Middle-Market Insureds Keep Their Life Insurance
August 22, 2014 by Linda Koco
How’s this for an anomaly? Although a lot of middle-income households are either not insured or underinsured for life insurance, those who do have life insurance tend to keep it.
Consider the data: LIMRA estimates that 44 million U.S. households have no life insurance, and that 35 million middle market households are underinsured. And a Nationwide Financial study found that 98 percent of consumers who are married, partnered or have dependents, lack enough life insurance to replace their income, with the average consumer falling short by about copy.2 million.
Based on findings like those, you’d think that life insurance is anathema to a wide swath of middle income consumers. Yet Eastbridge Consulting Group recently published some figures that suggest that this isn’t necessarily so.

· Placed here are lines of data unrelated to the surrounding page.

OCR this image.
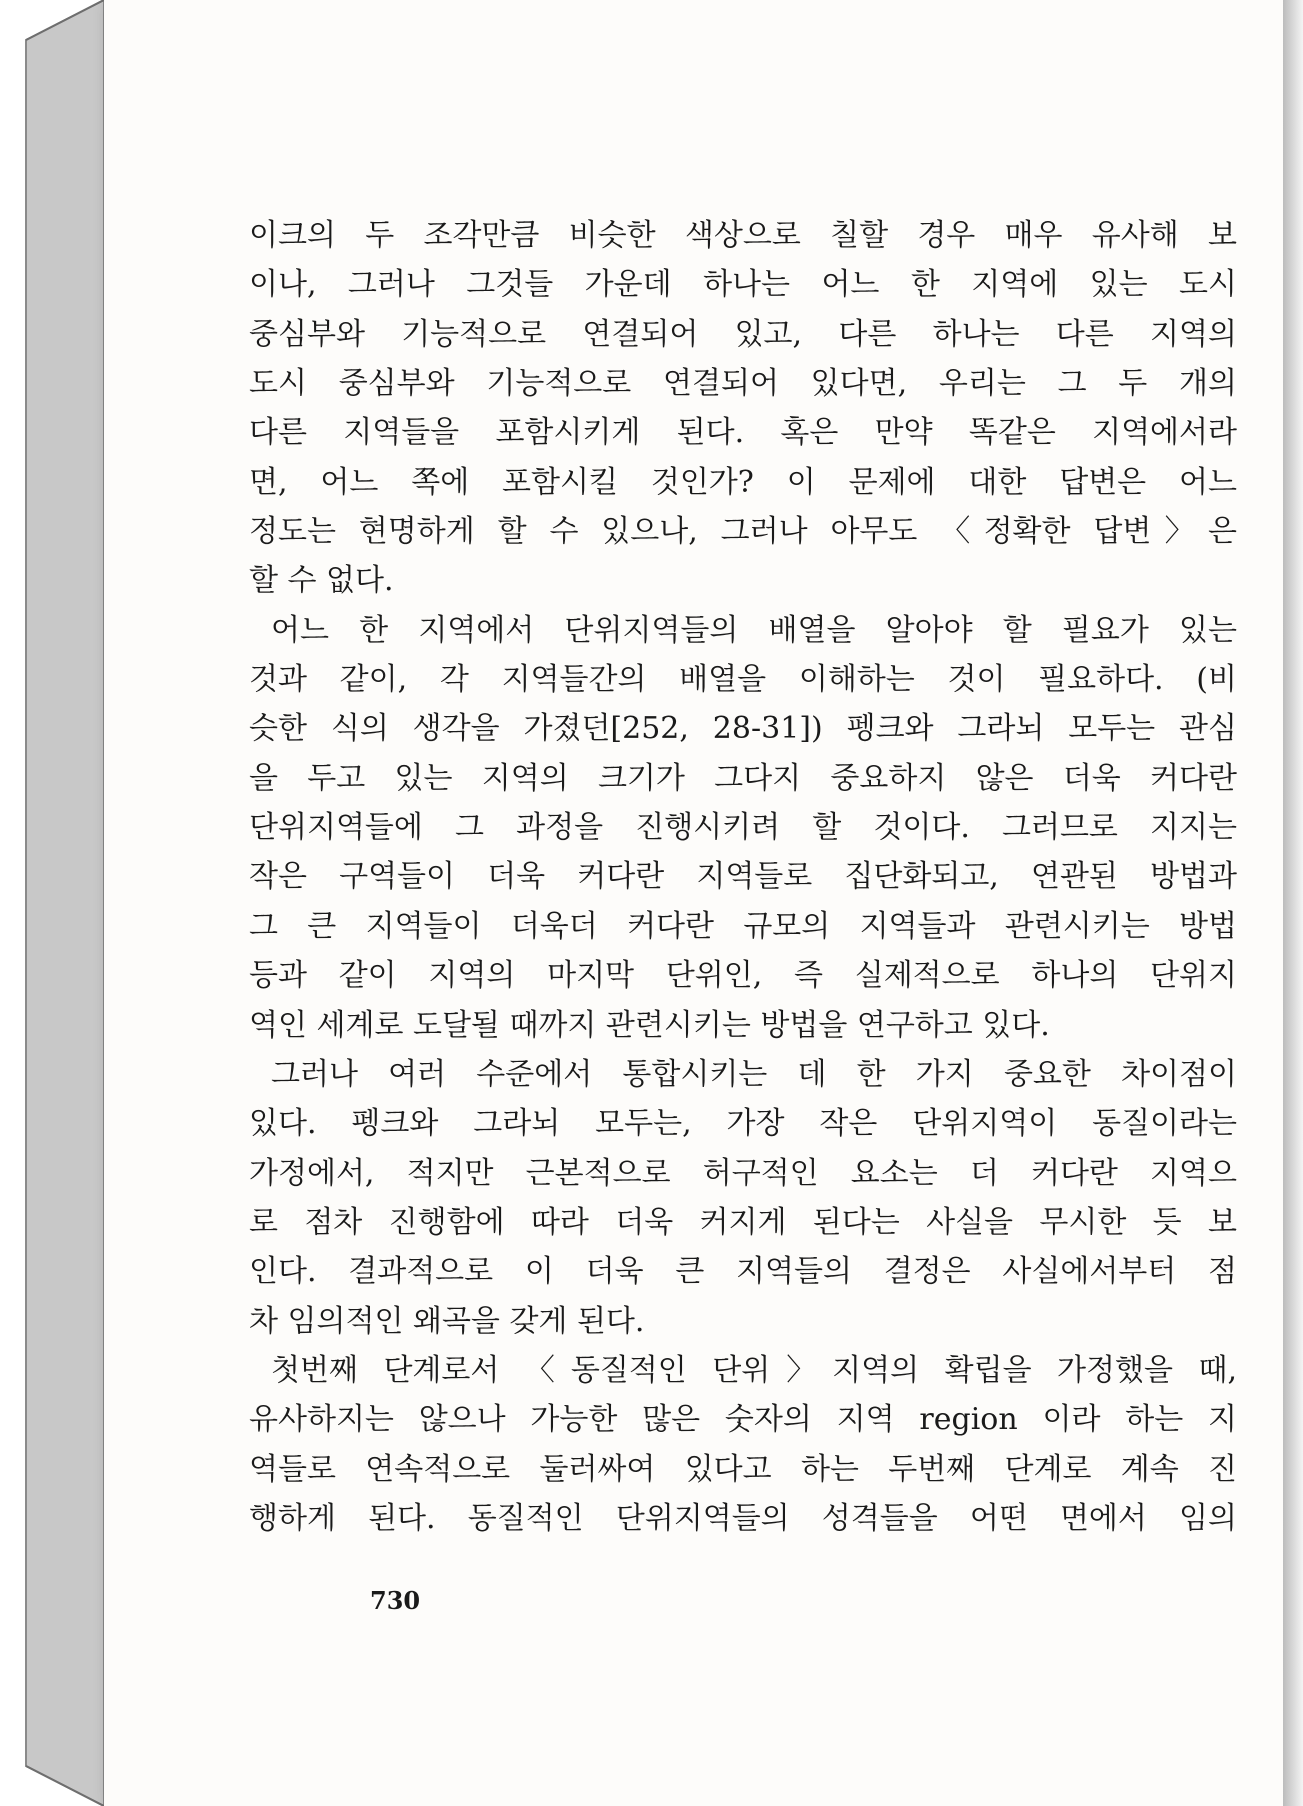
이크의 두 조각만큼 비슷한 색상으로 칠할 경우 매우 유사해 보
이나, 그러나 그것들 가운데 하나는 어느 한 지역에 있는 도시
중심부와 기능적으로 연결되어 있고, 다른 하나는 다른 지역의
도시 중심부와 기능적으로 연결되어 있다면, 우리는 그 두 개의
다른 지역들을 포함시키게 된다. 혹은 만약 똑같은 지역에서라
면, 어느 쪽에 포함시킬 것인가? 이 문제에 대한 답변은 어느
정도는 현명하게 할 수 있으나, 그러나 아무도 〈정확한 답변〉은
할 수 없다.
어느 한 지역에서 단위지역들의 배열을 알아야 할 필요가 있는
것과 같이, 각 지역들간의 배열을 이해하는 것이 필요하다. (비
슷한 식의 생각을 가졌던[252, 28-31]) 펭크와 그라뇌 모두는 관심
을 두고 있는 지역의 크기가 그다지 중요하지 않은 더욱 커다란
단위지역들에 그 과정을 진행시키려 할 것이다. 그러므로 지지는
작은 구역들이 더욱 커다란 지역들로 집단화되고, 연관된 방법과
그 큰 지역들이 더욱더 커다란 규모의 지역들과 관련시키는 방법
등과 같이 지역의 마지막 단위인, 즉 실제적으로 하나의 단위지
역인 세계로 도달될 때까지 관련시키는 방법을 연구하고 있다.
그러나 여러 수준에서 통합시키는 데 한 가지 중요한 차이점이
있다. 펭크와 그라뇌 모두는, 가장 작은 단위지역이 동질이라는
가정에서, 적지만 근본적으로 허구적인 요소는 더 커다란 지역으
로 점차 진행함에 따라 더욱 커지게 된다는 사실을 무시한 듯 보
인다. 결과적으로 이 더욱 큰 지역들의 결정은 사실에서부터 점
차 임의적인 왜곡을 갖게 된다.
첫번째 단계로서 〈동질적인 단위〉지역의 확립을 가정했을 때,
유사하지는 않으나 가능한 많은 숫자의 지역 region 이라 하는 지
역들로 연속적으로 둘러싸여 있다고 하는 두번째 단계로 계속 진
행하게 된다. 동질적인 단위지역들의 성격들을 어떤 면에서 임의
730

Eastbridge found that life insurance represents the largest share of in-force insurance premiums in the voluntary insurance market. In fact, term life and universal life/whole life (UL/WL) premiums accounted for 47 percent of all in-force voluntary insurance premiums in 2013.
This is based on premiums by product line reported by 47 voluntary carriers, which Eastbridge says collectively represent about 84 percent of the total estimated in-force business for 2013.

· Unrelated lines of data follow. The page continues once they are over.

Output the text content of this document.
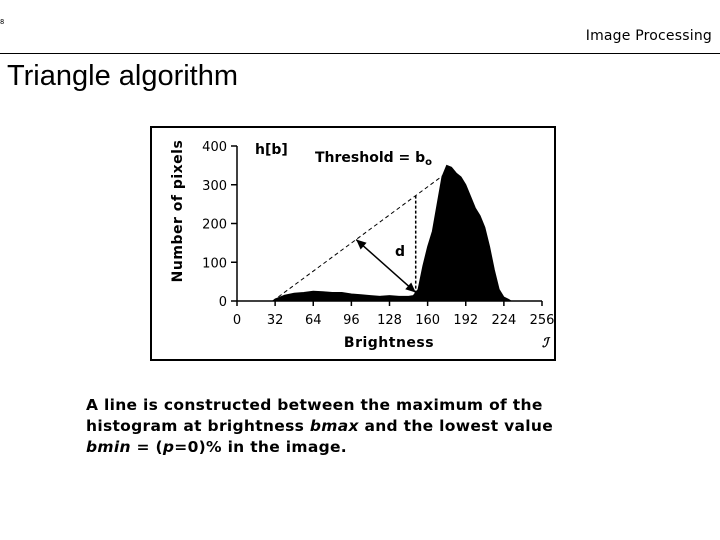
8
Image Processing
Triangle algorithm
0
100
200
300
400
0 32 64 96 128 160 192 224 256
h[b] Threshold = $b_o$
d
Number of pixels
Brightness	ℐ
A line is constructed between the maximum of the
histogram at brightness bmax and the lowest value
bmin = (p=0)% in the image.
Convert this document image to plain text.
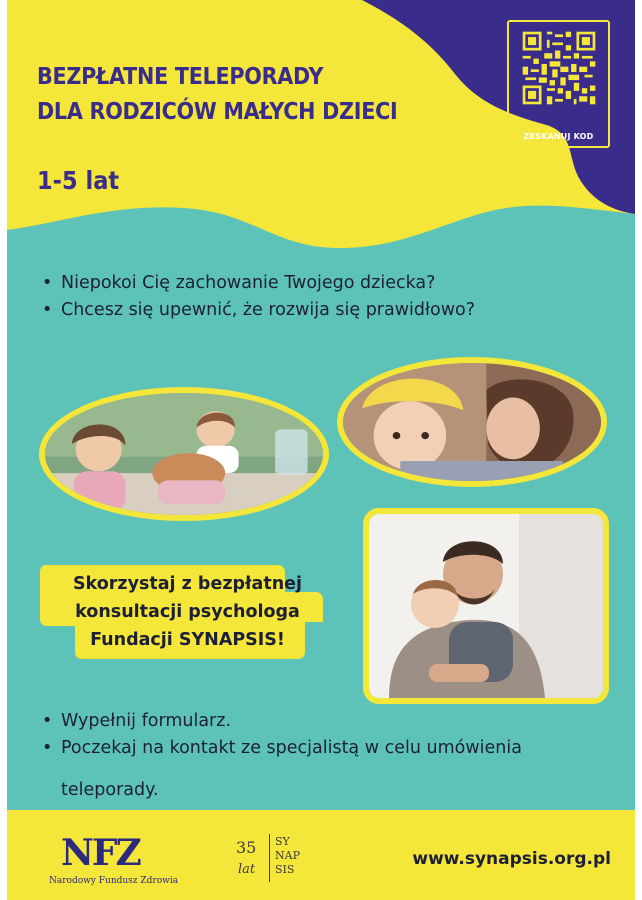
BEZPŁATNE TELEPORADY
DLA RODZICÓW MAŁYCH DZIECI
1-5 lat
ZESKANUJ KOD
• Niepokoi Cię zachowanie Twojego dziecka?
• Chcesz się upewnić, że rozwija się prawidłowo?
Skorzystaj z bezpłatnej
konsultacji psychologa
Fundacji SYNAPSIS!
• Wypełnij formularz.
• Poczekaj na kontakt ze specjalistą w celu umówienia
teleporady.
NFZ
Narodowy Fundusz Zdrowia
35
lat
SY
NAP
SIS
www.synapsis.org.pl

Eastbridge follows various types of voluntary insurance products, including disability, dental, accident as well as life and several others. This gives the company a bird’s eye view of what’s hot and what’s not in the employer-sponsored voluntary marketplace, which is a key insurance channel for middle-income consumers.
Apparently, life insurance is a winner in this market. Take term insurance for example. The Eastbridge study found that term accounted for 22 percent of new voluntary insurance sales in 2013. But here’s what’s notable: Term accounted for almost twice that figure (37 percent) when ranked by in-force voluntary insurance premiums. That makes it pretty clear that workers are not only buying voluntary term but many are also keeping it.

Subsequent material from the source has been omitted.